I tried multiplying CO2 on the right side by a coefficient of 4 so the carbon balanced. I got stuck a few steps later.

Answer 7

So, we start:
C4 H10 + O2 yields CO2 + H2O
We balance Carbon first with a coefficient of 4 on the right/
C4 H10 + O2 yields 4CO2 + H2O

Answer 8

Then a coefficient of 5 for H2O?

Answer 9

Yes. Then we do Hydrogen next. The H2O on the left needs 5 times the number of Hydrogen (2*5 = 10) to match the H10.
C4H10 + O2 yields 4CO2 + 5H2O

Answer 10

But that makes oxygen really hard to balance. That's where I got stuck.

Answer 11

On the left, we have 2 Oxygen.
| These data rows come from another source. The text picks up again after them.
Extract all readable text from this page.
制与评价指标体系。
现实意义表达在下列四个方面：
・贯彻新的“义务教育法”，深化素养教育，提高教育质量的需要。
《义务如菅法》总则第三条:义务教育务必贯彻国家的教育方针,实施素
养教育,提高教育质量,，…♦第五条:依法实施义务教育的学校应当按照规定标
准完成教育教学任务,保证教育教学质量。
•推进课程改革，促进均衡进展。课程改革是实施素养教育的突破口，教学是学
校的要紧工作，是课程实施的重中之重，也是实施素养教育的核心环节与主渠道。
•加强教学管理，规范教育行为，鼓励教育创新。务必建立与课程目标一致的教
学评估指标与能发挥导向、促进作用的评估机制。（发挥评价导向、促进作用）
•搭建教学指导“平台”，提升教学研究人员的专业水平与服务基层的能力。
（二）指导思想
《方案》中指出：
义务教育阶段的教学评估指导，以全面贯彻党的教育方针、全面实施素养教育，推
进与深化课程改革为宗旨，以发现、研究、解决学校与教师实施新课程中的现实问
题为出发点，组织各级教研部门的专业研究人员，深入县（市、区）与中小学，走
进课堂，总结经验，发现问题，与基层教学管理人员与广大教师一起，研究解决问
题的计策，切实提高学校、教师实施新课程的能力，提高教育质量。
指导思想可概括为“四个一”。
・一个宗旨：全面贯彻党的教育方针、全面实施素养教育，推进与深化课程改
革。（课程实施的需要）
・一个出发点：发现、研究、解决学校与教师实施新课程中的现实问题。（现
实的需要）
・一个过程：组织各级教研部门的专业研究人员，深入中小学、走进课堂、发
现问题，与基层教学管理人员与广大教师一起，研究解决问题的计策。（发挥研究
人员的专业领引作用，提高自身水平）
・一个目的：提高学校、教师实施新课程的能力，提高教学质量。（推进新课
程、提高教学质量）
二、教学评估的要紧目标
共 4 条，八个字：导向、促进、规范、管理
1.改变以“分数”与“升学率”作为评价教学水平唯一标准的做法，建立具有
On the right, we have 4*2 = 8 in CO2 and 5 in H2O for 13.
It would probably work out better to double that 5 on the right, while doubling the number of CO2 and C4H10 in the process.
2C4H10 + O2 yields 8CO2 + 10H2O
Note we now have 2*4 = 8 carbon on the left, 8 on the right.
10*2 = 20 hydrogen on the left, 2*10 = 20 hydrogen on the right.
now we have 2 oxygen on the left, and 8*2=16 on CO2 along with 10 on H2O.

Answer 12

I mashed three steps into one here, you would start with doubling the number of H2O. That makes you need twice the number of hydrogen on C4H10. Then you need twice the number of CO2 to fix the carbons.

Answer 13

C4 H10 + O2 yields CO2 + H2O <--- 4 CO2
C4 H10 + O2 yields 4CO2 + H2O <--- 5H2O
C4 H10 + O2 yields 4CO2 + 5 H2O <--- double H2O
C4 H10 + O2 yields 4CO2 + 10 H2O <--- we need twice the C4H10 now.
2 C4 H10 + O2 yields 4CO2 + 10 H2O <-- now we need twice the CO2 to balance carbons.
2 C4 H10 + O2 yields 8CO2 + 10H2O

At this point, we should now have an even number of oxygens on the right side.

Answer 14

Sorry, I got distracted. Let me read through your replies.

Answer 15

We have 26 oxygen on the right side now, correct? So we need to multiply the left side O2 atom by...13?

Answer 16

Correct. :)

Answer 17

It seems apt to include a purely Mathematical approach as well, seeing as this is actually the Math section though...
If we call the coefficients: w, x, y, and z;
w C4 H10 + x O2 yields y CO2 + z H2O
Compare the Carbons: 4w = 1y ==> y = 4w
the Hydrogen: 10w = 2z ==> z = 5w
the Oxygens: 2x = 2y + 1z ==> 2x = 2(4w) + 5w
==> x = 13/2 w
This makes the coefficients: w=w, x=13/2 w, y=4w, and z=5w.
The greatest common denominator is 2, so w=2 solves our coefficients!

Answer 18

Oh, no. I didn't mean to post in mathematics. So sorry. o.o I've never really learned my way around this site.

Answer 19

No worries
It is pretty close to a Math question as it is a Chemistry question. ;)

Answer 20

The Chemistry section is here: http://openstudy.com/study#/groups/Chemistry

Answer 21

Sorry I disappeared; I lost connection. I meant to thank you for your help!